Хозяин коровы перед Кара–Калой затащил нас к себе помыться («Э–э, нэт… Ну куда вы такие абасратые?») и попить чаю. Стряхнув со штанов и рубашек подсохший камуфляж, мы умылись и уселись пить чай на невысоком деревянном настиле под зеленой ажурной крышей вьющейся над ним виноградной лозы.
Прямо над домом нависает огромный утес, около которого вьется множество скалистых ласточек. А на проводе над нашими головами сидит и щебечет деревенская ласточка. А высоко в небе над кромкой скал режут воздух серпами острых крыльев черные и белобрюхие стрижи. Вот она, классическая изоляция воздухореев. Был бы видюшник, наснимать бы такого хоть часов на двадцать, просчитать статистику ― отличный материал; по Африке он есть, а здесь такого никто никогда не делал.

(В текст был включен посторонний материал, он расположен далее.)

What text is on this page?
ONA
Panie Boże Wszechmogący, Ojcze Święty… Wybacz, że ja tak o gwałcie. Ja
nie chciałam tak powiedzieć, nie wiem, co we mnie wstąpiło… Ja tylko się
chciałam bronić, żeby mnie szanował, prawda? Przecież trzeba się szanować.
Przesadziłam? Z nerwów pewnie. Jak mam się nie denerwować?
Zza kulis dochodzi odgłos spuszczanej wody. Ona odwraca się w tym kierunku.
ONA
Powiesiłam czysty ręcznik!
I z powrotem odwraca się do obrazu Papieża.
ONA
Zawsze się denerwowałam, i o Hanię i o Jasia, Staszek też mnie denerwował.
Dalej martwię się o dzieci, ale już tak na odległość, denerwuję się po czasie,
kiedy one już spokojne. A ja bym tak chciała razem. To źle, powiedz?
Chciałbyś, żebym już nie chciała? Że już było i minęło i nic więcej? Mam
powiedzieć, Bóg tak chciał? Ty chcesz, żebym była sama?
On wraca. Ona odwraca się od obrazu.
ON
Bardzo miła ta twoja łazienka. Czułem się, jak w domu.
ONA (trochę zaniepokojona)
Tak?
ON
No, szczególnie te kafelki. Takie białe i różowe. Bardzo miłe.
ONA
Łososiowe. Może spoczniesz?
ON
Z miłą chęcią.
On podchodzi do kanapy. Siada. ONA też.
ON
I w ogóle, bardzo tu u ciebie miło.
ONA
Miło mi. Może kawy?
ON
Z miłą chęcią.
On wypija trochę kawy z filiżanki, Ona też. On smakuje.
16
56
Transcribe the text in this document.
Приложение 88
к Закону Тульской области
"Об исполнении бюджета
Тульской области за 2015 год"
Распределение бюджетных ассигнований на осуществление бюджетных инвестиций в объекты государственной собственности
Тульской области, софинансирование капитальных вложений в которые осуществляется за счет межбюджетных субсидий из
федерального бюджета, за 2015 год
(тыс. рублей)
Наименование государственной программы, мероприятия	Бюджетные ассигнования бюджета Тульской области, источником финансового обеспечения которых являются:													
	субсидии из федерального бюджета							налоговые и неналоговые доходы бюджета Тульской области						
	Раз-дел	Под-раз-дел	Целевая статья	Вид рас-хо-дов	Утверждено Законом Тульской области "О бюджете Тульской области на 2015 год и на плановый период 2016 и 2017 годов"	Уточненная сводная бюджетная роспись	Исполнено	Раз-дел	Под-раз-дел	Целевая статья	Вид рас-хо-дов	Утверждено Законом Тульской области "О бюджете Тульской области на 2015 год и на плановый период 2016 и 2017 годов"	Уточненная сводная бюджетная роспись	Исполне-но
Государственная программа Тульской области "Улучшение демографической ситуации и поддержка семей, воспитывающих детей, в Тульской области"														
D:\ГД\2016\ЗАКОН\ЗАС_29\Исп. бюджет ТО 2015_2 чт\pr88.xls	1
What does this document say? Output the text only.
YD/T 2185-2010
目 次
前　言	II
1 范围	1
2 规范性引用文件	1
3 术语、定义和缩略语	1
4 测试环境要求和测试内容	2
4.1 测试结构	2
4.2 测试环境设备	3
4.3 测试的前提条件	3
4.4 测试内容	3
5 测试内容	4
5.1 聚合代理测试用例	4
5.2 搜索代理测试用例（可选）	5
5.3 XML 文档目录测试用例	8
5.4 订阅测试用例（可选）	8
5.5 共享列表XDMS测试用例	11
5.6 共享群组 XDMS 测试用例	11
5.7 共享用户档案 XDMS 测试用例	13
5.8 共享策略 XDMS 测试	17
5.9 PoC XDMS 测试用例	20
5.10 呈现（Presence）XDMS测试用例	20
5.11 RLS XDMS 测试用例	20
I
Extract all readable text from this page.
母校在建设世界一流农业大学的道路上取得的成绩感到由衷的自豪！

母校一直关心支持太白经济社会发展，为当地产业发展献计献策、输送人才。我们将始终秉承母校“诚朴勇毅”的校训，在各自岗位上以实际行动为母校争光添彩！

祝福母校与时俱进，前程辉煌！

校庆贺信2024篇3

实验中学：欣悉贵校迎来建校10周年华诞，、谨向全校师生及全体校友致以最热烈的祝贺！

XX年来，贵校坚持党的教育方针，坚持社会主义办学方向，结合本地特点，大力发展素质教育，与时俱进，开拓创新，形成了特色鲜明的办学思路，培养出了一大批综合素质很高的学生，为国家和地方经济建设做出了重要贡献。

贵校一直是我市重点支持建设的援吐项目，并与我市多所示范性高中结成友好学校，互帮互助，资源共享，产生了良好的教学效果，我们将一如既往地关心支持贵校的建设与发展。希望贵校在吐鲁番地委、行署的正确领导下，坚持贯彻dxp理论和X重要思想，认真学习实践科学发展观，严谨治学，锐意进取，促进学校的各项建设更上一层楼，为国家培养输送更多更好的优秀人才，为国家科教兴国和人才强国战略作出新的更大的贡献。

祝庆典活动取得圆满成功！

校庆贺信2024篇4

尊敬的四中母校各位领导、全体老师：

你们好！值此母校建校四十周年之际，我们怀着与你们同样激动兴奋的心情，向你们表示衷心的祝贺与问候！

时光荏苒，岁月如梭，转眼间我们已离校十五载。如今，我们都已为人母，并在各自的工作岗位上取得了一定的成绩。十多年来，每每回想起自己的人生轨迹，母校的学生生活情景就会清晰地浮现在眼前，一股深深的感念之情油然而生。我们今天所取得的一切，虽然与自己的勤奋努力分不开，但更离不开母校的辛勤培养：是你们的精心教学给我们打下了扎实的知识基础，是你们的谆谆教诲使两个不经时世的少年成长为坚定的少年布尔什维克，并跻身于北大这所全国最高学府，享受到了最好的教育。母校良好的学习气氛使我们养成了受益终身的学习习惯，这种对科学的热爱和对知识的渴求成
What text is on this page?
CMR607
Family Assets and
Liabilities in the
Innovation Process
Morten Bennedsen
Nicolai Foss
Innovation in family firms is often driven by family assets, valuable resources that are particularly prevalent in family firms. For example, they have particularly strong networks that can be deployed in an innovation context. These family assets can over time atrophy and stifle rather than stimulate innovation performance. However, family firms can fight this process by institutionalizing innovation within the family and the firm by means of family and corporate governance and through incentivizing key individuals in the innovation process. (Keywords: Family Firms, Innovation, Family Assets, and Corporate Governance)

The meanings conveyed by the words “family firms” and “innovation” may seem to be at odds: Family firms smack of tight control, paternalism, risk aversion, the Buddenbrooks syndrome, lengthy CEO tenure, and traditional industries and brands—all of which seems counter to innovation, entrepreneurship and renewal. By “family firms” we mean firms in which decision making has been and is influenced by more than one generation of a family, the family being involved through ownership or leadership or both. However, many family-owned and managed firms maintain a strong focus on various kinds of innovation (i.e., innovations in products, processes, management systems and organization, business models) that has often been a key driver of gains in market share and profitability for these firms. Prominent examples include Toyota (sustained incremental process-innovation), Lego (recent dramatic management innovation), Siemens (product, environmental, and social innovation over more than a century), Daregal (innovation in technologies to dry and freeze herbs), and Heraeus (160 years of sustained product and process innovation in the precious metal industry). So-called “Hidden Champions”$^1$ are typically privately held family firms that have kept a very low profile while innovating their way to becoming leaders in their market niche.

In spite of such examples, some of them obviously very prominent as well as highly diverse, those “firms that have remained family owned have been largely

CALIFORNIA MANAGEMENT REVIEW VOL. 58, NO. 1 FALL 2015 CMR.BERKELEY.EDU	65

Хозяйка выносит нам, гостям, по платку ― утираться на жаре: шоферу и напарнику хозяина обычные, уже застиранные косыночки, а мне ― новый мужской носовой платок еще с этикеткой. Я использовать его постеснялся, чего ради, обойдусь. Чай допили, поблагодарили, встаем. Складываю аккуратно платок, кладу его на кошму, а хозяин, его сын и шофер вдруг как на пожаре:
― Бэри! Бэри! Нельза не взать!
Уже в машине выяснилось, что таков обычай: праздник в доме ― любому гостю платок в подарок. А у этого Мереда сегодня сын приходит из армии (корову везли по этому поводу) и уже объявлена свадьба второго сына. Я тогда еще сразу вспомнил тот платок, что мне в свое время Накамура из Токио подарил…»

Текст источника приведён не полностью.